Di daerah kalian sudah rutin hujan?

Jangan lupa jaga kesehatan, ya!

Selamat membaca

***

"Asu!"

Luna menoleh dan menemukan Nathan tengah melempar asal ponselnya ke meja. Satu tangannya mengacak rambut, sementara wajahnya tampak frustasi. Dia menatap semua anak buahnya sebelum menoleh, menatap tajam ke arah Luna dan Andra. Entah apa yang pria itu alami saat rapat tadi, karena Luna hanya mengetahui bahwa semua manager dan team leader tengah membicarakan progres bulanan.

"Guys, gue mohon perhatiannya sebentar," ucap Rama di tengah anak buahnya. "Proyek tim mobile yang rencana masuk bulan depan mendadak dimajuin. Kita bakal start minggu ini. Dari tim mobile yang luang ada berapa orang?"

Nathan melotot mendengar pertanyaan Rama. "Gila lo Ram! Lo tahu task di tim gue sudah numpuk-numpuk. Belum persiapan versi baru aplikasi buat reseller sama dropshipper. Nggak nutut lah!" Dengan kesal pria itu menarik kursinya sebelum membanting tubuhnya ke sana.

"Luna, Andra, kalian belum dapet banyak task, kan?"

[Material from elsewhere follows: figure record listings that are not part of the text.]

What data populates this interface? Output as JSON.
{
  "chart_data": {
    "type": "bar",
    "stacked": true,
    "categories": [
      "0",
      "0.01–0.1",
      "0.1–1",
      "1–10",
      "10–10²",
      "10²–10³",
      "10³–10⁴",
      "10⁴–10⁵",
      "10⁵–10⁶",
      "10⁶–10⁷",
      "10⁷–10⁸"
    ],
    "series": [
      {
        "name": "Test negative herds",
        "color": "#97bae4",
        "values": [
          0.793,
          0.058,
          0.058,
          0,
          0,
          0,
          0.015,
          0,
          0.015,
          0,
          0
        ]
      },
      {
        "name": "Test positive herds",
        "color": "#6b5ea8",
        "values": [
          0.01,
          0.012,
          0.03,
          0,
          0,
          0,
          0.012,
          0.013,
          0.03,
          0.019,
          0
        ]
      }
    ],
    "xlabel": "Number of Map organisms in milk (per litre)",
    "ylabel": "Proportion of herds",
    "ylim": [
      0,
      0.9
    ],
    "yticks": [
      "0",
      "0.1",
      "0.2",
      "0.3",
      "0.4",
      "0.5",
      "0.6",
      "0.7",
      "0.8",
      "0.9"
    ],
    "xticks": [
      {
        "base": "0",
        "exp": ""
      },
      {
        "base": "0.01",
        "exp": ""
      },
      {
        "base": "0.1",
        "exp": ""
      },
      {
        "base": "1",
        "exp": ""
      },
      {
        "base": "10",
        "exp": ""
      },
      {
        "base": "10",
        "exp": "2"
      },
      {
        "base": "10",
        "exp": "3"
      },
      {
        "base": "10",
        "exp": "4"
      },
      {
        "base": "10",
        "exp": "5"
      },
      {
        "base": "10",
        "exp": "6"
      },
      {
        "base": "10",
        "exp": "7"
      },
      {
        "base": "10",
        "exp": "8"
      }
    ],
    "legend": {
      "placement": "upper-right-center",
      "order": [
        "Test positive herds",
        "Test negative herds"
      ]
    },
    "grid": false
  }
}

Luna menggaruk kepalanya bingung. Dia memahami maksud pertanyaan Rama adalah untuk memintanya bergabung dengan tim mobile. Masalahnya, satu-satunya pengalaman Luna dalam pemrograman aplikasi ponsel terbatas pada PWA. Tentu Luna khawatir akan lebih banyak menjadi beban dibanding membantu dalam tim. Belum lagi di tim itu ada Nathan—sosok yang masih cukup ditakuti Luna—serta Dion—orang yang dengan senang hati menertawakan kegagalan Luna. Tentu Luna tidak berani mengambil resiko untuk menjawab pertanyaan Rama.

"Andra masih lumayan banyak sih, kerjaannya," ucap Rio, tampak serius mengoperasikan komputernya. "Lagi OTW riset juga. Jelas nggak mungkin dia dipindah sekarang."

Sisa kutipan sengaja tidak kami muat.